Gerçek anlamı şudur:
Al Renk: Türkler en eski zamanlardan beri al rengi gök renk kadar çok kullanmıştır. Bunun nedeni, sanıldığı gibi kan rengi olması değildir. Gök renk gibi bu da inançsal bir seçimdi. Gök nasıl ki gökyüzünün rengi ise, al da ateşin rengidir. Türkler, çok eski dönemlerde Od Ana ve Od Ata denen iki kutsal tinin varlığına inanır, evlerinin ocaklarında yaşadığına inanırlardı. Bu nedenle ocaklarını hiç söndürmezlerdi. “Ocağı tütmek”, “baba/ata ocağı” gibi deyimlerin kökeni olan ve atalarının tinini temsil ettiğine inandıkları bu kutsallar, Türklerde ateşin ve tinsel dünyanın kutsallaştığı eski bir dönemden kalmadır. Türklerin İslam’a geçmesinden sonra da sarıklarının ortasında bulunan bölüm de al renkte olmuştur. Türkler bu nedenle Müslümanlık döneminde bile kimi kez Kızılbaş adıyla anılmıştır. Müslümanlık ile birlikte, geçmişte ateş ile özleştirilmiş al renk, kan ile özleştirilmeye başlanmıştır.

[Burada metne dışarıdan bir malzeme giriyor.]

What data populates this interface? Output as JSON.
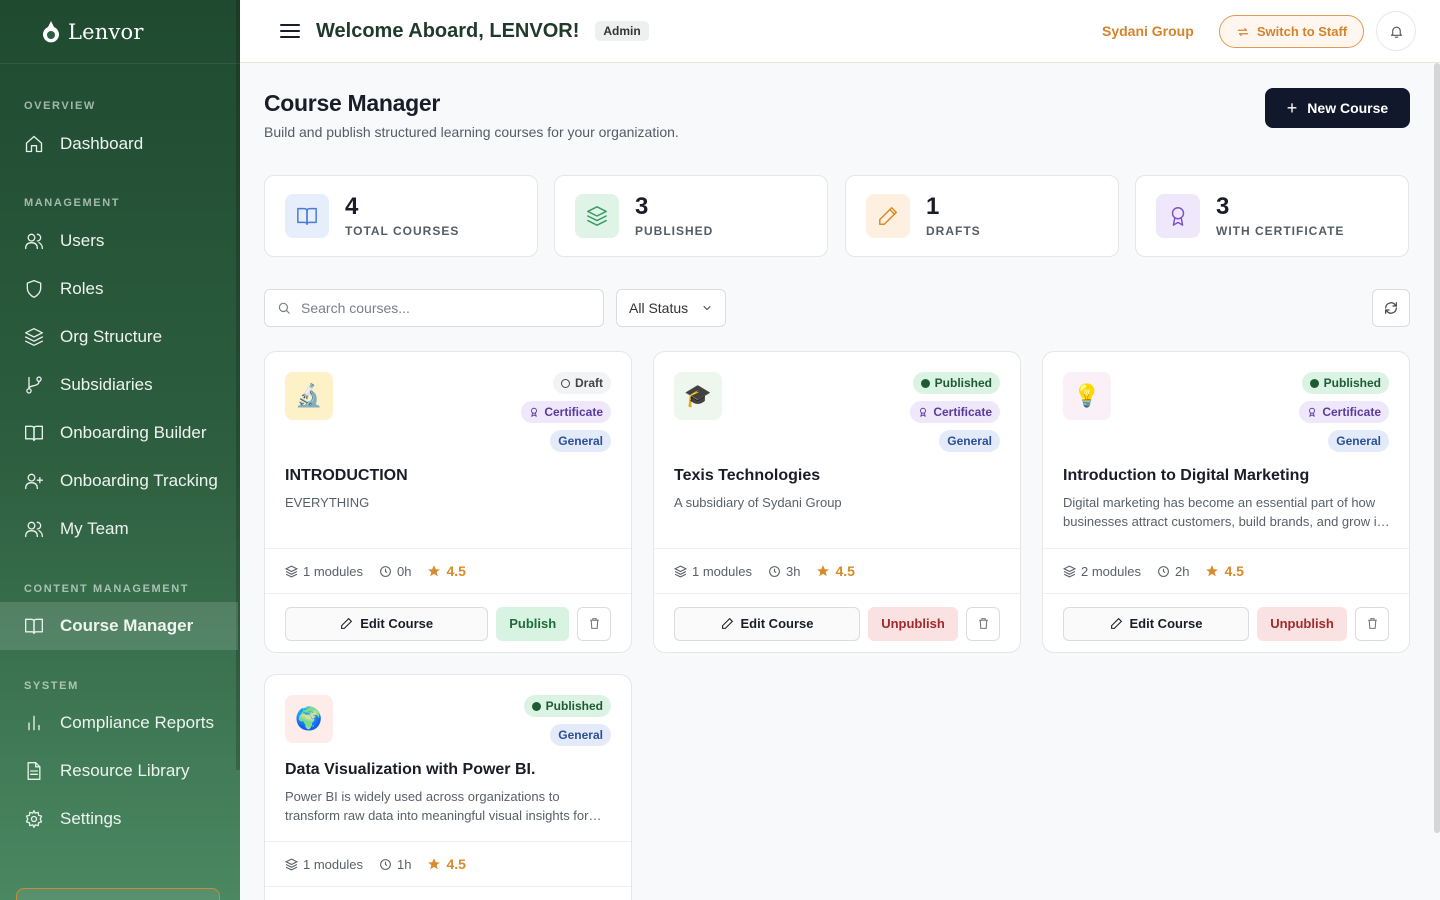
{
  "brand": {
    "name": "Lenvor"
  },
  "sidebar": {
    "sections": [
      {
        "label": "OVERVIEW",
        "items": [
          {
            "label": "Dashboard",
            "icon": "home-icon"
          }
        ]
      },
      {
        "label": "MANAGEMENT",
        "items": [
          {
            "label": "Users",
            "icon": "users-icon"
          },
          {
            "label": "Roles",
            "icon": "shield-icon"
          },
          {
            "label": "Org Structure",
            "icon": "layers-icon"
          },
          {
            "label": "Subsidiaries",
            "icon": "branch-icon"
          },
          {
            "label": "Onboarding Builder",
            "icon": "book-icon"
          },
          {
            "label": "Onboarding Tracking",
            "icon": "user-plus-icon"
          },
          {
            "label": "My Team",
            "icon": "team-icon"
          }
        ]
      },
      {
        "label": "CONTENT MANAGEMENT",
        "items": [
          {
            "label": "Course Manager",
            "icon": "book-open-icon",
            "active": true
          }
        ]
      },
      {
        "label": "SYSTEM",
        "items": [
          {
            "label": "Compliance Reports",
            "icon": "bar-chart-icon"
          },
          {
            "label": "Resource Library",
            "icon": "file-icon"
          },
          {
            "label": "Settings",
            "icon": "gear-icon"
          }
        ]
      }
    ]
  },
  "header": {
    "welcome": "Welcome Aboard, LENVOR!",
    "role": "Admin",
    "org": "Sydani Group",
    "switch_label": "Switch to Staff"
  },
  "page": {
    "title": "Course Manager",
    "subtitle": "Build and publish structured learning courses for your organization.",
    "new_course_label": "New Course"
  },
  "stats": [
    {
      "value": "4",
      "label": "TOTAL COURSES",
      "icon": "book-icon",
      "color": "#4a7bd6",
      "bg": "#e6edfb"
    },
    {
      "value": "3",
      "label": "PUBLISHED",
      "icon": "layers-icon",
      "color": "#3a9a63",
      "bg": "#e0f3e7"
    },
    {
      "value": "1",
      "label": "DRAFTS",
      "icon": "pencil-icon",
      "color": "#d98a2a",
      "bg": "#fdf0e0"
    },
    {
      "value": "3",
      "label": "WITH CERTIFICATE",
      "icon": "award-icon",
      "color": "#7b52c9",
      "bg": "#efe8fb"
    }
  ],
  "filters": {
    "search_placeholder": "Search courses...",
    "status_selected": "All Status"
  },
  "courses": [
    {
      "emoji": "🔬",
      "thumb_bg": "#fdf1c8",
      "status": "Draft",
      "certificate": "Certificate",
      "category": "General",
      "title": "INTRODUCTION",
      "description": "EVERYTHING",
      "modules": "1 modules",
      "duration": "0h",
      "rating": "4.5",
      "edit_label": "Edit Course",
      "action_label": "Publish"
    },
    {
      "emoji": "🎓",
      "thumb_bg": "#eef7ee",
      "status": "Published",
      "certificate": "Certificate",
      "category": "General",
      "title": "Texis Technologies",
      "description": "A subsidiary of Sydani Group",
      "modules": "1 modules",
      "duration": "3h",
      "rating": "4.5",
      "edit_label": "Edit Course",
      "action_label": "Unpublish"
    },
    {
      "emoji": "💡",
      "thumb_bg": "#fcf0f8",
      "status": "Published",
      "certificate": "Certificate",
      "category": "General",
      "title": "Introduction to Digital Marketing",
      "description": "Digital marketing has become an essential part of how businesses attract customers, build brands, and grow in the modern economy.",
      "modules": "2 modules",
      "duration": "2h",
      "rating": "4.5",
      "edit_label": "Edit Course",
      "action_label": "Unpublish"
    },
    {
      "emoji": "🌍",
      "thumb_bg": "#fdecea",
      "status": "Published",
      "category": "General",
      "title": "Data Visualization with Power BI.",
      "description": "Power BI is widely used across organizations to transform raw data into meaningful visual insights for decision making.",
      "modules": "1 modules",
      "duration": "1h",
      "rating": "4.5"
    }
  ],
  "colors": {
    "accent": "#d4832c",
    "dark_button": "#11182c",
    "sidebar": "#2d5e3f"
  }
}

16 Yıldız: 16 sayısı, çok eskiden beri Türklerde kutsal sayılardandır. Simgedeki yıldızların 16 Türk devleti ile ilgisi yoktur. Kaldı ki Türk devletlerinin sayısı 16’dan çok daha fazladır. 16 Türk devleti düşüncesi ve bayrakları, 1960’li yıllarda ortaya atılmış bir savdır. 60’lı yıllardan önce bu düşünce yoktu. Atsız’ın bu konuda, “16 Devlet Masalı ve Uydurma Bayraklar” (Nihal ATSIZ, Ötüken, 65. sayı, 1969) adlı bir yazısı vardır. Bu görüşü ortaya atan ilk kişi 1969’da yazdığı kitap ile Akib Özbek’tir ve Özbek’in bu yorumu resmi makamlarca da kabul görmüştür. Ancak 1969’daki bu yorum, 1922’de Atatürk’ün bu simgede 16 yıldız kullanma nedeni olamaz. Bir diğer yorum ise güneşin etrafındaki 16 yıldızdan 9’unun eski Türklerin sancaklarında kullandığı 9 tuğu, 7 yıldızın ise Anadolu Türklerinin sancaklarında kullandıkları 7 tuğu temsil ettiğidir. Diğer yandan, eski Türk inancında, gök 9 kattan, yer ise 7 kattan oluşurdu. Bu nedenle evrenin toplam 16 kattan oluştuğuna inanılırdı. 16 yıldızın evreni temsil etmesi de eski bir inançtır. Ancak gerçek neden, eski Türk devlet sistemidir. Eski devlet sistemi, 8’li yapı denen bir yapıdan oluşmaktaydı. 8’li yapı, Oğuz kağan destanında da simgelenen komuta sistemini gösterir. 3 + 3 olmak üzere 6 oğul, hakan ve hatun ile 8 kişiden oluşan yönetim anlayışını simgeler. Azerbaycan bayrağındaki yıldızın 8 köşeli olmasının nedeni budur. 16 ise, bu simgede her bir unsurun iki yönü gösterecek biçimde iki yıldız ile gösterilmesi ile oluşmuştur. Güneş: Birçok toplum gibi Türkler de güneşe önem vermiştir. Oğuz Kağan destanında “Gün Han” ile simgelenirdi. Bugün Kırgızistan bayrağında, Japon bayrağında ve daha birçok yerde güneş görülebilir. Geçmişte Hititler gibi Atatürk’ün Türklerle ilişkili olduğunu düşündüğü diğer uygarlıklarda güneş önemliydi. Türklerin bu topraklardaki köklü geçmişine vurgu amacıyla konmuş olma olasılığı güçlüdür. Diğer yandan ortadaki simgenin güneş değil de Kutup Yıldızı olduğu savı da vardır. Türklerde “göğün direği” olarak bilinen, “Demirkazık” adı verilen bu yıldız da kutsaldır.